In vivid and sickening detail, the apparition shows them the coming America their present deeds are surely birthing:

  • a couple with a terminally-ill daughter sells their dream home to pay the sky-scraping premiums on care for her very survival.
  • a migrant toddler at the border screams in scalding panic, looking for parents she cannot find and she will likely never see again.
  • the grieving family of a bullied Transgender college student speaks words around his casket about the incessant violence he endured, and the deadly cost of a President who banned mention of his very humanity and made him feel unworthy to live.
  • a Muslim teenager again sits alone in her high school cafeteria, surrounded on all sides by the stares and snickers of her peers, emboldened by parents who now conflate her faith with terrorism.
  • the parents of a high school student run frantically toward their son’s school, now surrounded by police, while they read his terrified texts as a shooter tries to enter his classroom.
  • a single father finds himself awake in the middle of the night, pushed toward homelessness and feeling helpless to take care of his children, with so few resources and no way to earn a wage to sustain them all.
  • a young woman wears her trauma on the inside, so desiring to speak the truth of the damage done to her by a man she once dated, but knowing that staying silent will be less painful, given what she has seen other accusers endure.

The grotesque vignettes all begin to pile onto one another in rapid succession, along with the anguished cries of hundreds of thousands of people who will soon find themselves alone, mourning, silenced, bullied and terrorized in this future these men are constructing together.

The sounds and pictures then begin to multiply; rising and spinning into a horrible, thunderous, disorienting whirlwind around them—and then, as if deposited from a roller coaster, it all screeches to halt and they once again find themselves in the room where they began.

The ghost stares at the group gathered around the table awaiting their response, as breathless, they pause for a moment and look at one another.

“Woke idiots!” Vivek Ramaswamy mutters, breaking the thick silence and bringing an explosion of sarcastic laughter from every corner of the room.

Seeing the vivid, supernatural vision of the suffering of the sick and the poor and the vulnerable they will be responsible for if unmoved from their current course, they are not terrified or racked with guilt—but greatly overjoyed.

“Seriously, Specter,” Elon bellows, “is this supposed to bother us?

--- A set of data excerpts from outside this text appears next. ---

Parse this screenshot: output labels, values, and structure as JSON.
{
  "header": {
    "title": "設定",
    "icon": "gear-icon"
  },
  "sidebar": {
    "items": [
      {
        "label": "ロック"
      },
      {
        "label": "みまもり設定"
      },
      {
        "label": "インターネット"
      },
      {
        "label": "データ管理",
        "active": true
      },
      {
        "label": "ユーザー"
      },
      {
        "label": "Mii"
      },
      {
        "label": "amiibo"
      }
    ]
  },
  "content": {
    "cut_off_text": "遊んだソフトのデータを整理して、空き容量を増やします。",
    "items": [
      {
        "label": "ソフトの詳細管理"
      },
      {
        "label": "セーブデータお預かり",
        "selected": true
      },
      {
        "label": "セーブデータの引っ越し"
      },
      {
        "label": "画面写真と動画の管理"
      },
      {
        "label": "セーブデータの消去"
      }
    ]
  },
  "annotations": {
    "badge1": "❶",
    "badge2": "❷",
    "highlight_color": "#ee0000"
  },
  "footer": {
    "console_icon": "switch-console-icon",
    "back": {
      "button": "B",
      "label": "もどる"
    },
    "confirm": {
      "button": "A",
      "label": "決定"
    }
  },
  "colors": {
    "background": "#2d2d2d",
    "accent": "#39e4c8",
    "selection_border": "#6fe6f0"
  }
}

You’re gonna have to do better than that!”

“Yeah,” adds Jim Jordan, “what did you think we’re doing here?”

An inebriated Steve Bannon staggers in from the hall wearing a filthy Santa suit. “This is the whole point, you black apparition” he brags, as a smile curls across his lips. “This has been the plan all along, this is what we wanted.”

“Yeah, and wait until you see Project 2025!” Trump adds, before spitting his drink all over himself and falling from his chair.

A flood of self-congratulatory embraces breaks out around the table, and as the throng of jubilant rich men celebrates—the Ghost of Christmas Future departs, shaking his head as he realizes that what he intended for them as fearful warnings, were instead, welcomed predictions.

There would be no Christmas morning miracle.

There would be no dawn awakening of changed men and women, so long asleep in their greed and contempt, now reborn.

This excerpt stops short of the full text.